Pertambangan Emas Ilegal Masih Marak Menggunakan Alat Berat di Geumpang.(Ilt)
Pidie wartanad.com - Diduga ada sekitar dua titik lokasi pertambangan tanpa izin (Peti) emas ilegal dengan menggunakan alat berat jenis excavator di lokasi tambang ilegal tersebut yaitu :
1) Hutan Didesa Bangkeh jumlah Excavator 13 unit beroperasi mulai dari KM 7- KM 26
2) Hutan Didesa Pulo Loih jumlah Excavator ada 7 Unit.
3) Tambang Tradisional lobang di Gp.Pulo-Loih Kec. Geumpang jumlah 200 Lobang,melibatkan puluhan tenaga kerja. Penelusuran mendalam wartanad.com, Terkait kepada Pelaku "Peti" - Istilah Pertambangan akronim dari pertambangan tanpa izin, yaitu kegiatan eksploitasi pengambilan material (logam Mulia ) ini tanpa memiliki izin pertambangan, Rabu (08/06/2022).
Penelusuran wartanad.com, kegiatan Peti ini disinyalir ada terlibat pihak-pihak aparatur sehingga keberadaan peti ini semakin marak. Penyampaian warga yang tidak ingin disebutkan nama nya kepada media ini mengatakan meminta Aparatur Penegak Hukum (APH) tidak menutup mata dan menindak secara tegas pelaku peti dan perusakan hutan di wilayah kecamatan Geumpang kabupaten pidie.
Lanjutnya, informasi dari masyarakat selama pertambangan ilegal ini beroperasi telah berdampak terhadap sumber air bersih dan pengrusakan ( Hutan Lindung), Dimana selama ini sungai tersebut begitu juga hutan nya
merupakan sumber air bersih utama bagi mereka. Selain berdampak terhadap sumber air, dampak terbesar juga berpotensi terjadi bencana ekologis banjir bandang.

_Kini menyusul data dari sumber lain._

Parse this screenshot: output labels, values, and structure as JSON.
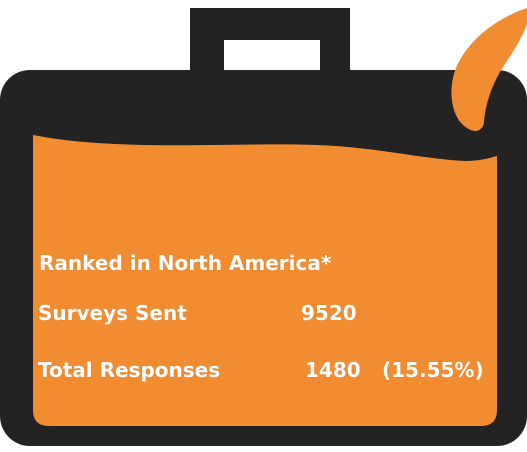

Karena fisik sungai telah rusak akibat kegiatan pertambangan emas ilegal tersebut.
Berdasarkan data Kordinator media ini mencatat aktifitas penambangan illegal ini menjadi salah satu penyumbang terbesar potensi terjadinya bencana alam di wilayah Geumpang Tangse, seperti bencana banjir. Menurut grafik bencana yang kita catat sejak tahun 2011 hingga 2015, Kabupaten kota punya kasus banjir sebanyak 160 kali. Sementara di tahun 2017-2021 ada 30 kasus. Dan ini menjadi bagian dari catatan penting terhadap dampak kerusakan lingkungan sehingga harus menjadi pertimbangan kita bersama dalam melaksanakan pembangunan.
Semua lokasi tersebut masih aktif beroperasi pertambangan emas ilegal, baik menggunakan alat berat atau mesin sedot di wilayah sungai, maupun pertambangan dalam bentuk penggalian Lubang di daerah pegunungan.
Pertambangan emas ilegal di Aceh melibatkan puluhan tenaga kerja lokal dan luar daerah, menggunakan zat merkuri, merusak kualitas dan fisik sungai, menggunakan alat berat jenis excavator, berada dalam kawasan hutan lindung, limbah B3 tidak terkelola, dan mesin pengelohan berada di pemukiman penduduk.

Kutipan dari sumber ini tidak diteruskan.